The Isuzu rode high in the traffic, making it an easy target for Daphne to follow. Wherever possible, Daphne kept at least one car between herself and Tegg, though by his hurried, nearly reckless driving, she doubted he was paying much attention to what was behind him. He seemed hell-bent on getting to where he was going.

He took 1-5 north but stayed on it only briefly, heading east on 90. He stayed on the Interstate through Bellevue, continuing on toward the 901. She had followed him out of the city limits, had driven right out of her legal authority as a policewoman.

She was a Seattle cop; out here police authority was divided between King County Police and the police departments of the incorporated townships. She was technically a civilian now.

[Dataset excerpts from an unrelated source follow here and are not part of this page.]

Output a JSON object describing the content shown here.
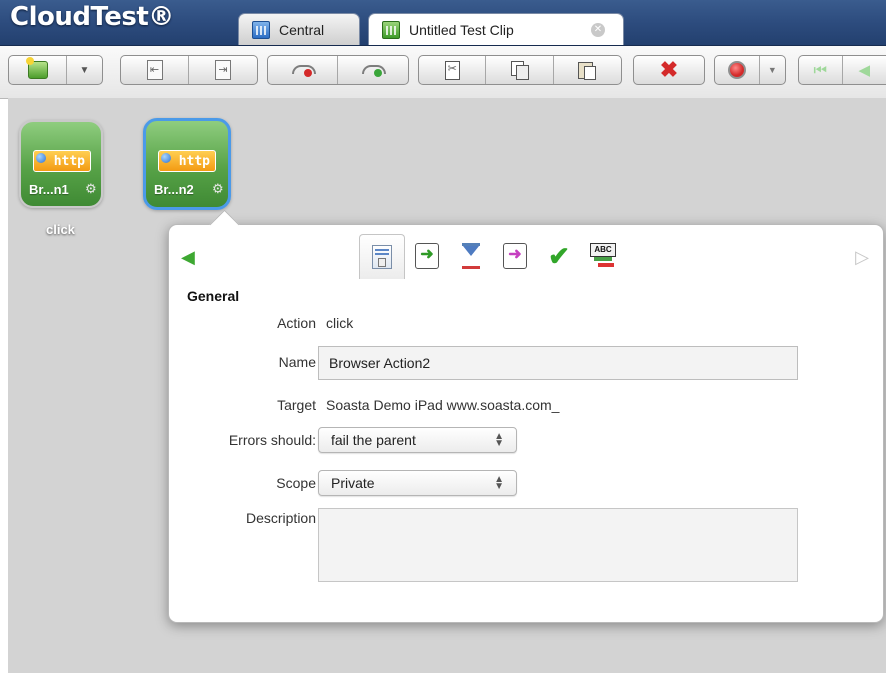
{
  "app": {
    "title": "CloudTest®"
  },
  "tabs": [
    {
      "label": "Central",
      "icon": "grid-icon"
    },
    {
      "label": "Untitled Test Clip",
      "icon": "clip-icon"
    }
  ],
  "toolbar": {
    "icons": [
      "new-item-icon",
      "dropdown-arrow-icon",
      "move-in-icon",
      "move-out-icon",
      "phone-hangup-icon",
      "phone-pickup-icon",
      "cut-icon",
      "copy-icon",
      "paste-icon",
      "delete-icon",
      "record-icon",
      "record-dropdown-icon",
      "first-icon",
      "previous-icon"
    ],
    "delete_color": "#d42a2a",
    "record_color": "#d42a2a"
  },
  "canvas": {
    "nodes": [
      {
        "badge": "http",
        "label": "Br...n1",
        "caption": "click",
        "selected": false
      },
      {
        "badge": "http",
        "label": "Br...n2",
        "caption": "",
        "selected": true
      }
    ],
    "node_color": "#57a247",
    "selection_color": "#4b9ae8"
  },
  "panel": {
    "section": "General",
    "fields": {
      "action_label": "Action",
      "action_value": "click",
      "name_label": "Name",
      "name_value": "Browser Action2",
      "target_label": "Target",
      "target_value": "Soasta Demo iPad www.soasta.com_",
      "errors_label": "Errors should:",
      "errors_value": "fail the parent",
      "scope_label": "Scope",
      "scope_value": "Private",
      "description_label": "Description",
      "description_value": ""
    },
    "tab_icons": [
      "properties-icon",
      "input-icon",
      "wait-icon",
      "output-icon",
      "validation-check-icon",
      "text-validation-icon"
    ],
    "abc_text": "ABC"
  }
}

He drove seventy wherever possible. The farther away from the city, the more isolated she felt. If he would only stop for gas-if he would only give her a minute or so to make a phone call, to call in some backup. But he barreled along into the night, and she followed a hundred yards back.

At Preston he left the interstate and took the 203 north toward Fall City.

The farther they went, the more nervous she became. She was in over her head and she knew it. What if he did lead her to Sharon? What then? The gun? A confrontation? In the last six years she had negotiated eleven hostage situations for the department and had a perfect record. But those had been team efforts, team pressures, team resources. The only hostage situation she had failed at-one that wasn't counted on the department records-had been her own. Boldt had solved that one with his weapon, but only after the abductor had drawn his knife across her throat.

Was she capable of using the gun as it was made to be used?

Cardboard silhouettes were one thing, a human life another thing entirely.

Only minutes later she followed Tegg into the small town of Fall City, and shortly thereafter he turned south on 202. She was alone with him now, and she worried he would spot her. She fell well behind, but with the increased distance she risked losing him.

They passed Spring Glen, crossed over the dark and sullen Tokul River and turned left toward Snoqualmie Falls. They drove through town, crossed the railroad tracks, and headed south, following the tracks.

Less than a mile later, his blinker signaled a left turn and the Trooper disappeared from sight. Had he taken this turn with the sole intention of losing her? Of trapping her? Was he waiting to see whether she followed? Or was he oblivious to her presence? There were glimpses of moonlight tonight, the sky a grid of broken clouds. She couldn't continue to follow him as she had been; they were too far off the beaten track for that. What to do? They had passed a tavern on the outskirts of town. Should she go back and telephone for help? Risk losing him?.